Oct 16, 2005 / 22:00 pm
Despite some positive advancement in the condition of women, they remain vulnerable to poverty and violence, and much still needs to be done to reverse the feminization of poverty around the world, Archbishop Celestino Migliore told a United Nations committee Oct. 13.
The UN committee was meeting about the implementation of the Fourth World Conference on Women and the special session of the General Assembly entitled “Women 2000: gender equality, development and peace in the 21st century.”
The archbishop cited recent statistics compiled by the International Labor Organization, which indicate that women represent 60 per cent of the world’s 550 million working poor, in many cases, earning less than one dollar a day.

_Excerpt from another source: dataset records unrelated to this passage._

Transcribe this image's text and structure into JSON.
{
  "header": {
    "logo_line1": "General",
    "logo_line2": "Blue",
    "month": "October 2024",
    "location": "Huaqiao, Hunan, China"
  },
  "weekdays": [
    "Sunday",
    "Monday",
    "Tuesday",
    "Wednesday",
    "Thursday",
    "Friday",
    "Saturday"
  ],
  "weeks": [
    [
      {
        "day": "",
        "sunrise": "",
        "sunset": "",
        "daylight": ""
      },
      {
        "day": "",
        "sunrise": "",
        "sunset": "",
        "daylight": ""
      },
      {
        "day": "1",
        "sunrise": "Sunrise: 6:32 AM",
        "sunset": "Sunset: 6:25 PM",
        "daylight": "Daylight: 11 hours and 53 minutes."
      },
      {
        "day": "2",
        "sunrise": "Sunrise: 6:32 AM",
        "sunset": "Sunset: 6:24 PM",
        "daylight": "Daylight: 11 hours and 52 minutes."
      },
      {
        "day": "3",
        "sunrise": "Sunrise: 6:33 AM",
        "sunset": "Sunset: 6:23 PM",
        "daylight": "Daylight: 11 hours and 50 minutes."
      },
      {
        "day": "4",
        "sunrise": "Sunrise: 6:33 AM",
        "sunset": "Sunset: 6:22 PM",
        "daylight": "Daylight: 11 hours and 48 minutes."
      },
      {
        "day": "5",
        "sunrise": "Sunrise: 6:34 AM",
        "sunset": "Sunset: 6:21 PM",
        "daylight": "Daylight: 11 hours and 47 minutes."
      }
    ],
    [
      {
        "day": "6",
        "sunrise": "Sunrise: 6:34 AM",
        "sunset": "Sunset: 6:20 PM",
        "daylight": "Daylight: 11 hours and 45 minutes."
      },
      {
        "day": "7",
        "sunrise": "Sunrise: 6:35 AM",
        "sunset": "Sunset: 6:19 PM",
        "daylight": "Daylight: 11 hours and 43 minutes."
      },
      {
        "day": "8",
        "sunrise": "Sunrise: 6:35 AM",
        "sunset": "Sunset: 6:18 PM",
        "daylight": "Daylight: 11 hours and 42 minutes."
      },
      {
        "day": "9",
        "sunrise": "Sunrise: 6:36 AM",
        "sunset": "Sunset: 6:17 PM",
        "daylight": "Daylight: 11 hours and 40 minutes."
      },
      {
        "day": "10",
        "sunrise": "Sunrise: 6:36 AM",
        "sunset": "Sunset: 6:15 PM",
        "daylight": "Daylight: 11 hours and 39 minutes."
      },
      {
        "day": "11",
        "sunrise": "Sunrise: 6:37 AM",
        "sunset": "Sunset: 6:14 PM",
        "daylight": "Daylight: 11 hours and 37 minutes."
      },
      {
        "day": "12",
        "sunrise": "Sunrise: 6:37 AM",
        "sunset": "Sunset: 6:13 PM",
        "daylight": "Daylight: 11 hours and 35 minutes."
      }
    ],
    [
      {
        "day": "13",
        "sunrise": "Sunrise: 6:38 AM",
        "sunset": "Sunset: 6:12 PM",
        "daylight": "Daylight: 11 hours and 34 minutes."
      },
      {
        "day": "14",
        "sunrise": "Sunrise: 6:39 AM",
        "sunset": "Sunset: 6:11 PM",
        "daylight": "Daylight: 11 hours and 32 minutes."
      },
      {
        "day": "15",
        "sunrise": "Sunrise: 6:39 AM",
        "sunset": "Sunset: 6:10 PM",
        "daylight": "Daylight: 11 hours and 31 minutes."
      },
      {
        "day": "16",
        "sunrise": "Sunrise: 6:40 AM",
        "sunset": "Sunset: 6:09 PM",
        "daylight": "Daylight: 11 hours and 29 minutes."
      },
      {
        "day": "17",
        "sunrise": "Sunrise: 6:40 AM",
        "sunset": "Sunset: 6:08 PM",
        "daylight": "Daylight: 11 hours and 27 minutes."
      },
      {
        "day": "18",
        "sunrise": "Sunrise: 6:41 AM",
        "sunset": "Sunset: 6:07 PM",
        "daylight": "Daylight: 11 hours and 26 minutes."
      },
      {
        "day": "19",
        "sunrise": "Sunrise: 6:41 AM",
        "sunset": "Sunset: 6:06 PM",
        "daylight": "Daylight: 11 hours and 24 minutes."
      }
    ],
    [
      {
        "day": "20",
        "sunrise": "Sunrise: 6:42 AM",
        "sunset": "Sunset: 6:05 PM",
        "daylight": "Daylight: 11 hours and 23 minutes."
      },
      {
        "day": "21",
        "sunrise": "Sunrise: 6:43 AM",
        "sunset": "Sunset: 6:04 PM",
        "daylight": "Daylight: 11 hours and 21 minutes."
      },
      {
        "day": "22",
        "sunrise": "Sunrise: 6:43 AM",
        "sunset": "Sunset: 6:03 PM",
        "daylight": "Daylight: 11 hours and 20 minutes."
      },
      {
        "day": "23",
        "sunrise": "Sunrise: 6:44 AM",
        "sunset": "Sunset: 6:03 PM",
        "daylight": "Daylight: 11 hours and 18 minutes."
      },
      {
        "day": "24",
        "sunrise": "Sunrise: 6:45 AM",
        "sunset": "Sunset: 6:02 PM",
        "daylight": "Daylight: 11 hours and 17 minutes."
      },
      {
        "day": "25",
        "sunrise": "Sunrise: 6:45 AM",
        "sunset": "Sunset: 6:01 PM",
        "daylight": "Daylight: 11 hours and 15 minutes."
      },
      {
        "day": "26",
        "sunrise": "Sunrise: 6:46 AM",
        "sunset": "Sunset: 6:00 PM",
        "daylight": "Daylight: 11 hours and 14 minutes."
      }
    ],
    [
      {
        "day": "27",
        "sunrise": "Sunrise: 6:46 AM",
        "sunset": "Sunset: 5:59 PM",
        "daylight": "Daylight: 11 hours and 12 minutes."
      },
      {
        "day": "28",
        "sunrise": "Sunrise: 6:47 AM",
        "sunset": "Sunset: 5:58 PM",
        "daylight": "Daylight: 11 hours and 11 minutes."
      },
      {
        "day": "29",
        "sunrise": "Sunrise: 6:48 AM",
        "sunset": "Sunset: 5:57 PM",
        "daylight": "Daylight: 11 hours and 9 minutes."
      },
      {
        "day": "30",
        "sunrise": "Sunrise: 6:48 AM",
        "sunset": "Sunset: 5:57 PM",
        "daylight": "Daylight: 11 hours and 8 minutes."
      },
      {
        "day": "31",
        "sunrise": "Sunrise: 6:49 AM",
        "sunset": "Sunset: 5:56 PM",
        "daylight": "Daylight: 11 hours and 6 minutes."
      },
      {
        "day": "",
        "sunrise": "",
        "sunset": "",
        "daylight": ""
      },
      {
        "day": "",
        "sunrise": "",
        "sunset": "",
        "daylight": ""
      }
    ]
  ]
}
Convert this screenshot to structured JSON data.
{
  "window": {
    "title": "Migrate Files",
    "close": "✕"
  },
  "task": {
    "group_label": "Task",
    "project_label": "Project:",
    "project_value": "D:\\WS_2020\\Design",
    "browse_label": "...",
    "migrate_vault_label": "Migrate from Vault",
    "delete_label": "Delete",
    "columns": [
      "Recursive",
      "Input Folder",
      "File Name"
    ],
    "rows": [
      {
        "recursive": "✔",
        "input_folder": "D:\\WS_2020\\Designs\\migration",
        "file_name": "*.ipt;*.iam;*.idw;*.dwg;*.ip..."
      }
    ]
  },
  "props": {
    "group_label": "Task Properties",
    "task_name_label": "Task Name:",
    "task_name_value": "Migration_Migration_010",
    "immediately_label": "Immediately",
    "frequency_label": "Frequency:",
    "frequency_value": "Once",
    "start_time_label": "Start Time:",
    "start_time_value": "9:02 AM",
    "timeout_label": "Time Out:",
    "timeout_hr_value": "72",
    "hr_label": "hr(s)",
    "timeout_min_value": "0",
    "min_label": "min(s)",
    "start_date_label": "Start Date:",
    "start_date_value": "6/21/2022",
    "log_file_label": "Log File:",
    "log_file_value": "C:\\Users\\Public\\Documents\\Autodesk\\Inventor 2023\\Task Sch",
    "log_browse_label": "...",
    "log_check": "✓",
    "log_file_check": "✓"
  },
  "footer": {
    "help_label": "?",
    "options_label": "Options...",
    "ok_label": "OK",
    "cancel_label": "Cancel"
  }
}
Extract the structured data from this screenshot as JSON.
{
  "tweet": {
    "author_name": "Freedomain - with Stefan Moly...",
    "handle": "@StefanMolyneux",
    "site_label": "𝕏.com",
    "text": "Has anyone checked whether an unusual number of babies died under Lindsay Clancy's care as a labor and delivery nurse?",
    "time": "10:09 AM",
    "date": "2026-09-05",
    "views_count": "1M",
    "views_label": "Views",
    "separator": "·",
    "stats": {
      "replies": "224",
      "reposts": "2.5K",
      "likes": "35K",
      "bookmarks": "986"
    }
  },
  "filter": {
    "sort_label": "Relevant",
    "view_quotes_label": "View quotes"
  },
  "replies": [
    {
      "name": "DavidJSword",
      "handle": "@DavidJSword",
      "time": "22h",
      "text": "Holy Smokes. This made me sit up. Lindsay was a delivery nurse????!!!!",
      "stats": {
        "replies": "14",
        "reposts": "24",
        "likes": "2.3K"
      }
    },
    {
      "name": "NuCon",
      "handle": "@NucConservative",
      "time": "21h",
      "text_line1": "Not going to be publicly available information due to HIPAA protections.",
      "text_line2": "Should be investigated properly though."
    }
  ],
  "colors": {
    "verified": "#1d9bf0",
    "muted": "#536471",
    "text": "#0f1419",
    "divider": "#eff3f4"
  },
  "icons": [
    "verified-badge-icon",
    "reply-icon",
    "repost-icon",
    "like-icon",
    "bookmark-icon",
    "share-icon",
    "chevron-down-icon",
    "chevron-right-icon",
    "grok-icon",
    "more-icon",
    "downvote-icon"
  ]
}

“Poverty prevents women from attaining their basic needs such as nutrition, sanitation, basic health care and education, and it continues to deprive societies of the enriching and irreplaceable contribution that can be furnished only by women,” said the Vatican’s permanent observer to the UN.
The archbishop insisted that women must be given access to basic, comprehensive health care and education.
“Illiteracy is another obstacle to development and to the attainment of women’s basic rights,” he said. “Investment in the education of girls is the fundamental key to the advancement of women.”
In order to reverse the feminization of poverty, the archbishop recommended that women be given more access to and control over productive resources and capital. “Several Catholic organizations are engaged in micro-credit programs for women around the world,” he noted.
He condemned all forms of violence against women, including domestic violence, harmful traditional practices, female feticide and infanticide. Such violence, he said, “is a grave violation of the dignity of women and their human rights.”
“Often, violence against women results from the consideration of a woman, not as a human person with rights on an equal basis with others, but as an object to be exploited,” he said. In this context, the “scourges” of prostitution and trafficking of women and girls increase, he said.
The Vatican, he said, seeks to collaborate with those who will create social policies aimed at eliminating these causes of violence against women.